The Repair Station Business
Working in a regulated industry
By Joe Hertzler
All business is regulated to one extent or another, but those of us in the aircraft maintenance repair station business are held to a little higher standard than similar companies in other industries. We are subject to regular inspections and audits from the FAA to ensure that we are in compliance with the regulations that govern the work we do and that the aircraft we approve for return to service are delivered airworthy.
One thing is for sure, business is business and to stay in business, no matter how tight the regulations, a business must be profitable. I believe that it’s the technician on the hangar floor, working to resolve the latest discrepancy on the aircraft that brings profitability to today’s repair station. This month, I want to look at a few of the things that can get in the way of the technician who is working hard to stay profitable.
Is the process you use efficient?
In years past, the Corporate Aviation maintenance repair station business played a different role in our industry. We supported a very active new aircraft sales group and enjoyed fairly significant new parts margins when we sold parts in addition to the maintenance we performed. Today, it is a little different picture. Manufacturers are handling the sale of most new business aircraft and the parts margins are dwindling. Today, the Corporate Aviation maintenance repair station business must be efficient at completing the work as well and make a profit on labor.
So, whose job is it to get the work done, with the highest quality and in the shortest time? You guessed it, yours. But what about all those regulations? Who is going to comply with all that paper work stuff? You guessed it, you. Get it done fast and in compliance? Seems like those two don’t go together. Well, they do. No one ever said that getting the work done quickly meant sacrificing quality. As a matter of fact, organizing the work so that it gets accomplished in a pre-defined order, with the right tools and the right team usually means faster and with higher quality. Where we usually run into the conflict is with the FAA. In order to incorporate new procedures, we are required to get the FAA involved, and for most of us, that’s like going to the dentist. The FAA will often throw up a brick wall to new procedures not because the procedure is not in compliance, but because they may not have seen it done that way before. To be able to accept the procedure, your inspector would have to research and discover how your new procedure is in compliance. He or she already knows that the old procedure is in compliance and would rather that you just keep doing it (whatever it is) your old way. Like it or not, the FAA’s job is to make sure you are working in compliance with the regulations, not to make it easy for you.

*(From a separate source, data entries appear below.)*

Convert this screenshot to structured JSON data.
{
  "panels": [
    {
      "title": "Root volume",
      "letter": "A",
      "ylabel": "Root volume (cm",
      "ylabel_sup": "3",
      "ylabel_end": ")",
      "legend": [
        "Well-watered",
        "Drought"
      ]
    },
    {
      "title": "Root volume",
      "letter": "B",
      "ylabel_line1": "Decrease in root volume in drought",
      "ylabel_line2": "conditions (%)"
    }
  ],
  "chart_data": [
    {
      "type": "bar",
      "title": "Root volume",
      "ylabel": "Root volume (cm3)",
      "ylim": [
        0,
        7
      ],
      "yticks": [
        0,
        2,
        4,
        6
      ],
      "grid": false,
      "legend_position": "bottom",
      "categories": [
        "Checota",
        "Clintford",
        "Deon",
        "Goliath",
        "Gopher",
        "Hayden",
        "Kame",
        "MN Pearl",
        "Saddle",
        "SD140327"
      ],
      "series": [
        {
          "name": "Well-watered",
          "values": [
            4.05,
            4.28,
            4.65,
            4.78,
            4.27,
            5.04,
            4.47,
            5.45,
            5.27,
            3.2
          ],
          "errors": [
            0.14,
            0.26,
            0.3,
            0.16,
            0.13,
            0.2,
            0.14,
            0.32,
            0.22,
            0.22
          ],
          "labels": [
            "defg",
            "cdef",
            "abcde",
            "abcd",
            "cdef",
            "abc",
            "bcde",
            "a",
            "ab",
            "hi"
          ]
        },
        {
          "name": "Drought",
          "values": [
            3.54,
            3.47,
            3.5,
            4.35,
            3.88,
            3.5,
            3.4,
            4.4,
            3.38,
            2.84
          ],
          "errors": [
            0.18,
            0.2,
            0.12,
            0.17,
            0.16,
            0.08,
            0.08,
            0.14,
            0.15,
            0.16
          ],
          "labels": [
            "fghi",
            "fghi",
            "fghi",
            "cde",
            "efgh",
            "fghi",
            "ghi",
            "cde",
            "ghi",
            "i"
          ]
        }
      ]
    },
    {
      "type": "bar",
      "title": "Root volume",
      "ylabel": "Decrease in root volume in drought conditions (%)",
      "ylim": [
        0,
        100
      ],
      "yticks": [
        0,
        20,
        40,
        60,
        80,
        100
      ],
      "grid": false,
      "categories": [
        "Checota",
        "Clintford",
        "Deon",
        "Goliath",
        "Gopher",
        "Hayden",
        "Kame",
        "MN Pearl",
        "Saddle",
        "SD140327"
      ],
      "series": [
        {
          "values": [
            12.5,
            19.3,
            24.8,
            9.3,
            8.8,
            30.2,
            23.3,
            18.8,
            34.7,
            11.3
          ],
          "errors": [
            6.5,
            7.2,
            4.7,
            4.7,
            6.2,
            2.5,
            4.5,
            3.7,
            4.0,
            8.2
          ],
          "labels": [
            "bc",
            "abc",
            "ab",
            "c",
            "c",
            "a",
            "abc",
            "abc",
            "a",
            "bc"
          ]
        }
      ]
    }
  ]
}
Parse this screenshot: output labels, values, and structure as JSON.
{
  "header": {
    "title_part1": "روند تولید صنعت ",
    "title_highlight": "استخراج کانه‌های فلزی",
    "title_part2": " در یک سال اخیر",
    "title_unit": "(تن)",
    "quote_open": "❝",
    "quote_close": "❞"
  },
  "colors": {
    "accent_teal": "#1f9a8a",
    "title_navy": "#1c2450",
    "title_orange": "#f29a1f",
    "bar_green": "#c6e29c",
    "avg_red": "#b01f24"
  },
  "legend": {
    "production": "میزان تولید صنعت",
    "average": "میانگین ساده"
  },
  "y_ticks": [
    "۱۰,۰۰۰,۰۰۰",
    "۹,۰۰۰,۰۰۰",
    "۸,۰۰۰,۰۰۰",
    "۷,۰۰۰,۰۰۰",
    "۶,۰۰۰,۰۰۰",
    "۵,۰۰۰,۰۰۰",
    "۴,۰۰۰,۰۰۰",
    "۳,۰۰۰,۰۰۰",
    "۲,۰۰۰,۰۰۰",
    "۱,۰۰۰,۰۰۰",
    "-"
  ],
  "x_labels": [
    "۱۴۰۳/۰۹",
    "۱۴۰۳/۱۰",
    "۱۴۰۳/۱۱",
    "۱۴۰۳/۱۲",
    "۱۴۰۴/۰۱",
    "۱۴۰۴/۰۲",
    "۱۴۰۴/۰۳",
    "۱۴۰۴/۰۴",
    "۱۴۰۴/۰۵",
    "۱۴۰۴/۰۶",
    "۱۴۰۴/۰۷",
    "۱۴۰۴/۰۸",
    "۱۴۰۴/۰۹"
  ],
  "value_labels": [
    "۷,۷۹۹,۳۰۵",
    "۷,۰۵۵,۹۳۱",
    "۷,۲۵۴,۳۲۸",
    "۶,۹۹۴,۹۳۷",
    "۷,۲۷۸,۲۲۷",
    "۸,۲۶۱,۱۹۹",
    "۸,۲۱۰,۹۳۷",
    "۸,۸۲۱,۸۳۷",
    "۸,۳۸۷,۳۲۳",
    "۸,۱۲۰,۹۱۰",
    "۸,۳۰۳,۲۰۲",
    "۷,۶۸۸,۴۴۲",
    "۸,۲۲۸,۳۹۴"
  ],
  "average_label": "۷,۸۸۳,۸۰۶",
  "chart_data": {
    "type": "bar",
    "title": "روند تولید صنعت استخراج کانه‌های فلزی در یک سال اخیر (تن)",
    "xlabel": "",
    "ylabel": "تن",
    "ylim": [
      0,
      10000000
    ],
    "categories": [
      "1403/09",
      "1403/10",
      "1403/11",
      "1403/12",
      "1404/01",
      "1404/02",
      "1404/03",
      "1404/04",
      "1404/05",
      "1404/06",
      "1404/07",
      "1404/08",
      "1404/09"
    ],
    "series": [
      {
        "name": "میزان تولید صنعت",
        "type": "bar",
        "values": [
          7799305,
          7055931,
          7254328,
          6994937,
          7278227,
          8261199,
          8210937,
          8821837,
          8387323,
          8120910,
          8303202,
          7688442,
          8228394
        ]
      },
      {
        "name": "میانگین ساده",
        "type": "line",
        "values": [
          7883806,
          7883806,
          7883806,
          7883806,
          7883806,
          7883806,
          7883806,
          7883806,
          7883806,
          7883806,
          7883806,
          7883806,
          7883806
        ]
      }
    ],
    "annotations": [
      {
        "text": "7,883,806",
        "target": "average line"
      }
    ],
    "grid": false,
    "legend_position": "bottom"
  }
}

The FAA is not concerned with your profitability
The fact is, it’s not the FAA’s job to make you profitable. It’s the FAA’s job to make sure you’re complying with the regulation and that you run a safe operation. To that end, the FAA primary inspector assigned to your repair station comes by at least once each year to "inspect" your operation. They want to know if you are still following the procedures that were accepted when you applied for and received the repair station certificate.
The development of new procedures that increase the efficiency of your team is dynamic and really should never end. The sad thing is many don’t even try, or they develop and implement new procedures without getting input from the FAA and then get a nasty-gram from the FSDO following the yearly inspection.
Getting new procedures accepted by the FAA can be a time consuming process for someone, likely the Chief inspector or Director of Quality. However, the time is very well spent when the new procedures can improve your profitability. And the time it takes to get approval or acceptance can be reduced greatly with a little planning up front.